Serafina scratched her nose. She told them about finding the killer’s lair, filled them in on what Carmela learned from Gusti’s letters-that all of the murdered women had appointments to meet the monk at the Madonna’s Chapel.”
“The spider crawls up my neck. Why didn’t we hear about this sooner?” Rosa asked.
Serafina said, “Some of us keep our secrets buried deep.”
“Speak for yourself,” Rosa said.
She let the barb drop. Instead, she detailed everyone’s role in the plan she and Carmela devised to unmask the killer. “And I want two guards posted near the monk’s cave.”
Scarpo nodded. “Where is it?”
She gave him the directions to the cave. “But they should conceal themselves behind the tall grass. Ask them not to wear their red shirts.”
“Very close to catching the mad monk, we are.” Rosa squirmed in her chair. “Feel it, I do.”
Serafina said, “I’m not finished. Beginning tonight, you and Tessa stay with us until this business is over.” Before the madam could reply, Serafina added, “It wasn’t a bandit who attacked us yesterday.”
“You mean the killer of my girls?” the madam asked.
“He feels our breath close upon him.” She watched Rosa’s eyes narrow. “You’re not safe here. Scarpo knows it.”
He nodded.
“Come home with me. Bring Gesuzza. You and Tessa can stay on the third floor in Mama’s old room, Gesuzza in Papa’s study. You’ll have plenty of privacy.”
“But who will be hostess in my house tonight?”
“What about Gioconda? Has a certain flair.”
“Bah, wouldn’t do.”
“All right, stay here. I’ll cry over your corpse in the morning.”

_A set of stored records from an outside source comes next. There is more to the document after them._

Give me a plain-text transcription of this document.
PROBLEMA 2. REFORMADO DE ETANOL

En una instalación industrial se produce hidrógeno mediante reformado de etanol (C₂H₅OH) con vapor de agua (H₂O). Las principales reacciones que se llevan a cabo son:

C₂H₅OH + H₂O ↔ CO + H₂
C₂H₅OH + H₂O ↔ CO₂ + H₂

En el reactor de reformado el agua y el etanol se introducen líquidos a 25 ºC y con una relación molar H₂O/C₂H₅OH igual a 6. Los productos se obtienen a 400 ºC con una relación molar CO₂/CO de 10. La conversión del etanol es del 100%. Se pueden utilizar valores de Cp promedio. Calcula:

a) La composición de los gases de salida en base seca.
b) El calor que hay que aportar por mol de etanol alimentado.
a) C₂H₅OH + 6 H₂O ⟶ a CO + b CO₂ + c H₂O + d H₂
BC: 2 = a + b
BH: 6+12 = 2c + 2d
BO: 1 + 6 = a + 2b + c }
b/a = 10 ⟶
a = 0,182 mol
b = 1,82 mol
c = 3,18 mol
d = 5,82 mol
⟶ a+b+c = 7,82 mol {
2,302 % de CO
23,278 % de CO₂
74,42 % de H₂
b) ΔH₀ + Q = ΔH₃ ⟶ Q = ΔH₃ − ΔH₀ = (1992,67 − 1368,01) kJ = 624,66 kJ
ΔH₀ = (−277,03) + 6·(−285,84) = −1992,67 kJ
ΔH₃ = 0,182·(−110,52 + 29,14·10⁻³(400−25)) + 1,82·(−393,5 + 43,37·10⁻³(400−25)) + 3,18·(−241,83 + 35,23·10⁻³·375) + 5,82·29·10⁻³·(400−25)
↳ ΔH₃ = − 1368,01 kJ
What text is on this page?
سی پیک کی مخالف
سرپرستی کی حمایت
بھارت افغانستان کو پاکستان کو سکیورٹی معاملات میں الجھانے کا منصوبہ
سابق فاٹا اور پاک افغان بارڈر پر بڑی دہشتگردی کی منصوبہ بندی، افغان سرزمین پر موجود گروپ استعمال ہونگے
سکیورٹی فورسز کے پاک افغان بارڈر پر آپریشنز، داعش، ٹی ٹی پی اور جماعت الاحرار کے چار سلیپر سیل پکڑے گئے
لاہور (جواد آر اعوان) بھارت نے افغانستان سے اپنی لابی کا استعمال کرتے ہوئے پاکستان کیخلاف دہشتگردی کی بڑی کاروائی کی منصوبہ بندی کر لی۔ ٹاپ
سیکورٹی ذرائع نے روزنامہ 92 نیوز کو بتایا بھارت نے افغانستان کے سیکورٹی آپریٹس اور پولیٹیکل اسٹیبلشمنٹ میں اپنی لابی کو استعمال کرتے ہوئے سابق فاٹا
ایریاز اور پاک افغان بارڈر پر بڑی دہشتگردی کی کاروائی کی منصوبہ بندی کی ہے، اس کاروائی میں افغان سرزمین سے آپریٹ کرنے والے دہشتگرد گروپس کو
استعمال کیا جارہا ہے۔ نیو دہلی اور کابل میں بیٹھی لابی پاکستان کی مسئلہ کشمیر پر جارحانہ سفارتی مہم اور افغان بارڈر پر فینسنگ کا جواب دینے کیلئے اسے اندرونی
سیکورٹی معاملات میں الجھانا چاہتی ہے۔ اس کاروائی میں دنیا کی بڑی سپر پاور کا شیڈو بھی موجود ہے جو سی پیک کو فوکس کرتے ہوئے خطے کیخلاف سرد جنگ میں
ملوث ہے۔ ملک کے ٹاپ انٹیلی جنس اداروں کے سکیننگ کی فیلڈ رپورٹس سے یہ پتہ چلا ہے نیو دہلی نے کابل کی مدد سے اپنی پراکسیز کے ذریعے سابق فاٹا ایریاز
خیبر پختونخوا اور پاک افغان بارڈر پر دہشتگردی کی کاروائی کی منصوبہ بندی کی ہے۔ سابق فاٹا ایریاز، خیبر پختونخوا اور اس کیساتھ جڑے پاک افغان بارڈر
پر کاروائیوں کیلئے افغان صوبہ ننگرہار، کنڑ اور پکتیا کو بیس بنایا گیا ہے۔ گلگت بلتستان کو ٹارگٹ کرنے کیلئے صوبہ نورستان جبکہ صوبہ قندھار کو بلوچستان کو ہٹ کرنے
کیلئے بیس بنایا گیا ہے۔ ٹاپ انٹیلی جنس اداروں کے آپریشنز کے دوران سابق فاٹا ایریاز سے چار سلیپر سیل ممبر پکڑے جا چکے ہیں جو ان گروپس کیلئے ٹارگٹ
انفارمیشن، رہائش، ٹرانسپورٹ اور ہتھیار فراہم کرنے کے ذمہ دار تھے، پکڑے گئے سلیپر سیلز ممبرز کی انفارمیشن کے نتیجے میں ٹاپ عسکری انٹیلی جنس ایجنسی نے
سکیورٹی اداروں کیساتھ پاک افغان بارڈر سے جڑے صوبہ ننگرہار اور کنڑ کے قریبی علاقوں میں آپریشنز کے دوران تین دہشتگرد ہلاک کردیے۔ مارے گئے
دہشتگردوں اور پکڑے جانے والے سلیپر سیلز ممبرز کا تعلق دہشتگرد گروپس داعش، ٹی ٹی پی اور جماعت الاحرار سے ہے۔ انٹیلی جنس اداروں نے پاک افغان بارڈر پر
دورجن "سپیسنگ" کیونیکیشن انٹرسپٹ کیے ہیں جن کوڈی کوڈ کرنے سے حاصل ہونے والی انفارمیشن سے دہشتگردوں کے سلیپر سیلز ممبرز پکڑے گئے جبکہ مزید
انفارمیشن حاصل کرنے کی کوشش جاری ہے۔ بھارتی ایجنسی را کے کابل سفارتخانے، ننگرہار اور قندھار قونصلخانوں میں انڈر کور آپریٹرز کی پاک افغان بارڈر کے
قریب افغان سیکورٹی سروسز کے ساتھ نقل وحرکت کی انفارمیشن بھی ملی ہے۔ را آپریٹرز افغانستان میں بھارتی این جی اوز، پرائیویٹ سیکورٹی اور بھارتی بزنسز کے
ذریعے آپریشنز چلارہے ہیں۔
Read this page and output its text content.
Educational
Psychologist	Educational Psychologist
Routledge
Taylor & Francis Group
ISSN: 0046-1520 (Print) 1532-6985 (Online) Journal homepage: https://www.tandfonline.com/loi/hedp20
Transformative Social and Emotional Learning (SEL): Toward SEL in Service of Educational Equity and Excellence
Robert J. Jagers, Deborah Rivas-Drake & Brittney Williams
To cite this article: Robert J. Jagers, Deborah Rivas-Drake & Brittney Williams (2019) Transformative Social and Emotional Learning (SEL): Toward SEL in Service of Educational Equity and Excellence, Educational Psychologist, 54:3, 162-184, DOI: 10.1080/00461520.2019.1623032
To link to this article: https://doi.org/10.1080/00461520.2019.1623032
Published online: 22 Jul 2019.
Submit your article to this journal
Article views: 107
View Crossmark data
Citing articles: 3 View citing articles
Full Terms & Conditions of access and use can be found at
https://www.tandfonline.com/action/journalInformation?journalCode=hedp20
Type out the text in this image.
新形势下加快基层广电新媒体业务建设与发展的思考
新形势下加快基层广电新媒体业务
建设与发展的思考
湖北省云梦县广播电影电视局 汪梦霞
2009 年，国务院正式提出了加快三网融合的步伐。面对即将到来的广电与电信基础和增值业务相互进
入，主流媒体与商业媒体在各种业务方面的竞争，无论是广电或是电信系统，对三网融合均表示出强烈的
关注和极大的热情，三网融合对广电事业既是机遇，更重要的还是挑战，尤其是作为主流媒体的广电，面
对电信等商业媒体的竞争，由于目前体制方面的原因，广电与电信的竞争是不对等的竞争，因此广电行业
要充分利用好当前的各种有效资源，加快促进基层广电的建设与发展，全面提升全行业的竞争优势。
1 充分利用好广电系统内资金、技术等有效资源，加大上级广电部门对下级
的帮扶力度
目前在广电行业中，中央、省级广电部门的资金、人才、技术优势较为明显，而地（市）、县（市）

Rosa rubbed a spot off her sleeve. “Business is slow on a Monday. Gioconda acts as hostess tonight.”
“The excuse for your leaving? — you visit an aunt in Trabia. Let it be known that I go with you.”
“Long dead, my aunt, but it will do.”
Serafina turned to Scarpo. “Expect a visit from Carmela tomorrow. She’ll be costumed as a desolate one. Not to worry, she’s an actress.”
“Knew that, we did,” Scarpo said.
Serafina continued. “She’ll ask to see the accomplice.”
Rosa asked, “Who is…?”
“Rosalia.”
A Meeting
Monday evening, November 5, 1866
Rosalia sat in the parlor, her arm around Carmela. “I felt the same as you before I was saved by the monk. Soon I’ll return to my family and begin a life devoted to prayer and to helping others.”
Hair matted, face smudged with dirt, Carmela hunched into herself, scrubbed at her eyes with fingerless gloves. “When will you know? I must see him as soon as possible, before my child is born. This morning I felt a powerful cramping.”
The thief picked at a spot on her chin. “Difficult to say. There’s one, a ragpicker, the monk’s friend, who tells me his whereabouts. Haven’t seen him in recent weeks. I need to find him, so he can summon the monk.”
Carmela began. “Please. My mother has abandoned me. The old nun beats me. I can barely stand to dress myself before waking the children in the cold, in the dark.” Carmela shivered. “So hungry, not enough food. My back aches from bathing and feeding the orphans. I’m sick, tired, and I have a thirst that comes from I know not where. Help me.”
Rosalia shrugged.
Carmela swiped a hand through matted hair, hugged her stomach. “The fetus kicks! Don’t you see? I can’t return to this life of sin. My child must be born from a pure vessel.”